Working with the AST

The nodes of the Abstract Syntax Tree (AST) consist of types and interfaces generated from the language grammar. See here for more information on that topic.

The following sections provide practical guides and tips for working with nodes of the AST.

Dealing with potentially incomplete AST nodes

According to the generated interfaces, properties of AST nodes are never undefined. In practice however, this is not always the case.

For example, consider the language server being confronted with an incomplete Jayvee model with syntax errors. In such cases, properties of AST nodes are in fact undefined, despite their interface definition. In the interpreter however, after lexical and syntactic analysis succeeded, it can be assumed that all AST nodes are complete (i.e. they have no undefined properties) and even that all references are resolved.

In order to avoid accessing properties of AST nodes that are potentially undefined, it is recommended to access them via the ?. operator rather than the regular . operator. Note that this might result in a conflict with the ESLint rule @typescript-eslint/no-unnecessary-condition, so it has to be disabled manually for such cases.

For disabling the rule in an entire file, place this comment below the copyright and licensing header:

/* eslint-disable @typescript-eslint/no-unnecessary-condition */

For just a single line, place this comment above that particular line:

// eslint-disable-next-line @typescript-eslint/no-unnecessary-condition

Full example

Consider an exemplary AST node A with a property x of type string. To access that property safely:

import { A } from './ast'

const astNode: A;

// eslint-disable-next-line @typescript-eslint/no-unnecessary-condition
const property: string | undefined = astNode?.x;

Usage of assertUnreachable

Most times, it is beneficial to make case distinctions exhaustive, especially when working with AST nodes, properties with a union literal type or enums. Exhaustiveness in this context means, that the TypeScript compiler is supposed to yield an error if a case distinction does not cover all possibilities.
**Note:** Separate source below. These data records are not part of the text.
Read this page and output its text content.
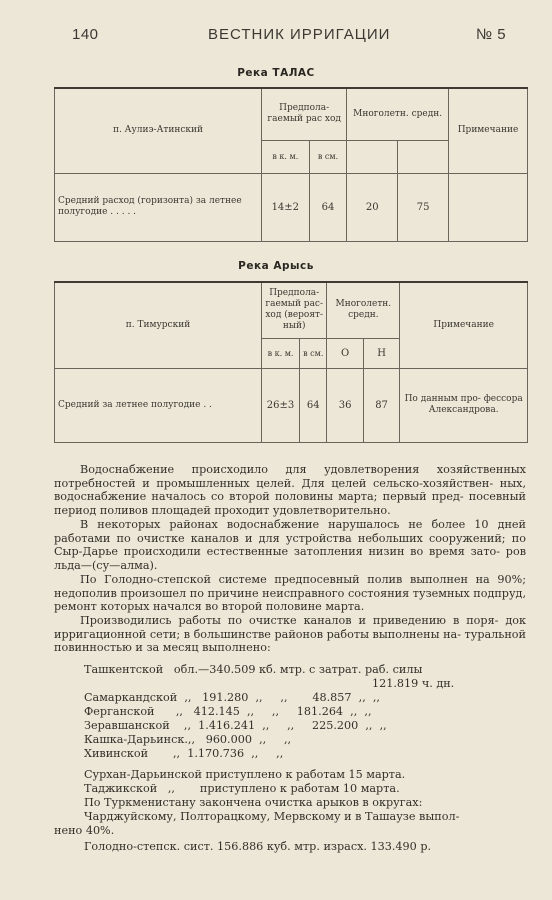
140	ВЕСТНИК ИРРИГАЦИИ	№ 5
Река ТАЛАС
п. Аулиэ-Атинский	Предпола- гаемый рас ход		Многолетн. средн.		Примечание
	в к. м.	в см.			
Средний расход (горизонта) за летнее полугодие . . . . .	14±2	64	20	75	
Река Арысь
п. Тимурский	Предпола- гаемый рас- ход (вероят- ный)		Многолетн. средн.		Примечание
	в к. м.	в см.	О	Н	
Средний за летнее полугодие . .	26±3	64	36	87	По данным про- фессора Александрова.
Водоснабжение происходило для удовлетворения хозяйственных потребностей и промышленных целей. Для целей сельско-хозяйствен- ных, водоснабжение началось со второй половины марта; первый пред- посевный период поливов площадей проходит удовлетворительно.
В некоторых районах водоснабжение нарушалось не более 10 дней работами по очистке каналов и для устройства небольших сооружений; по Сыр-Дарье происходили естественные затопления низин во время зато- ров льда—(су—алма).
По Голодно-степской системе предпосевный полив выполнен на 90%; недополив произошел по причине неисправного состояния туземных подпруд, ремонт которых начался во второй половине марта.
Производились работы по очистке каналов и приведению в поря- док ирригационной сети; в большинстве районов работы выполнены на- туральной повинностью и за месяц выполнено:
Ташкентской   обл.—340.509 кб. мтр. с затрат. раб. силы
121.819 ч. дн.
Самаркандской  ,,   191.280  ,,     ,,       48.857  ,,  ,,
Ферганской      ,,   412.145  ,,     ,,     181.264  ,,  ,,
Зеравшанской    ,,  1.416.241  ,,     ,,     225.200  ,,  ,,
Кашка-Дарьинск.,,   960.000  ,,     ,,
Хивинской       ,,  1.170.736  ,,     ,,
Сурхан-Дарьинской приступлено к работам 15 марта.
Таджикской   ,,       приступлено к работам 10 марта.
По Туркменистану закончена очистка арыков в округах:
Чарджуйскому, Полторацкому, Мервскому и в Ташаузе выпол-
нено 40%.
Голодно-степск. сист. 156.886 куб. мтр. израсх. 133.490 р.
Langium offers a function called assertUnreachable which is capable of enforcing exhaustiveness and producing compiler errors in case of violations. See the following examples to get an idea on how to use it in practice:

Example for an exhaustive switch statement on a union literal type

import { assertUnreachable } from 'langium';

const operator: '+' | '-';

switch(operator) {
  case '+': {
    // ...
    break;
  }
  case '-': {
    // ...
    break;
  }
  default: {
    // To ensure the switch being exhaustive on `operator`:
    assertUnreachable(operator);
  }
}

Example for an exhaustive if-elseif-else cascade using typeguards

Consider the exemplary AST nodes A, B and C and that A = B | C:

import { assertUnreachable } from 'langium';
import { A, B, isB, C, isC } from './ast'

const astNode: A;

if (isB(astNode)) {
  // `astNode` has type `B` here
} else if (isC(astNode)) {
  // `astNode` has type `C` here
} else {
  // To ensure the if-elseif-else cascade being exhaustive on `astNode`:
  assertUnreachable(astNode);
}

Usage of assert for expressing runtime expectations

During development, it may occur that a certain condition is expected to be always true at runtime. For example, an AST node being of a certain type or a property being defined. The type system of TypeScript is not always able to infer such facts, so developers may have to express these expectations explicitly in their code. Examples are type assertions or the non-null assertion operator. Their usage may be problematic in case the condition does not always hold, e.g. due to a bug in the program or a wrong expectation by the programmer. In such cases, it is hard to locate the origin and debug the program because such operations are erased in the compiled JavaScript code.

To avoid these issues, it is recommended to express such expectations as boolean expressions that are actually validated at runtime. This can be easily achieved by using the assert function. It evaluates a given boolean expression and throws an AssertionError in case it evaluates to false. After calling assert, the type system of TypeScript assumes the condition to be true and afterwards narrows types accordingly.

Here is an example of how to use it in practice:

// Import the `assert` function like this:
import { strict as assert } from 'assert';

import { A, B, isB } from './ast';

const astNode: A;
assert(isB(astNode));
// Here `astNode` has type `B`

const referenced = astNode?.reference?.ref;
assert(referenced !== undefined);
// Here `referred` is not `undefined`

AST wrapper classes

The generated interfaces for AST nodes in ast.ts are only meant to represent the AST structurally, they don't define any behavior. Also, in case of syntactic sugar, there may be different kinds of AST nodes representing the same semantic language concept.

To cope with this problem, there is the concept of an AstNodeWrapper. An AST node wrapper is capable of wrapping AST nodes that represent the same semantic language concept and adding behavior to them via custom methods. To get an impression on how this can be done in practice, please have a look at the PipeWrapper class and the AstNodeWrapper interface.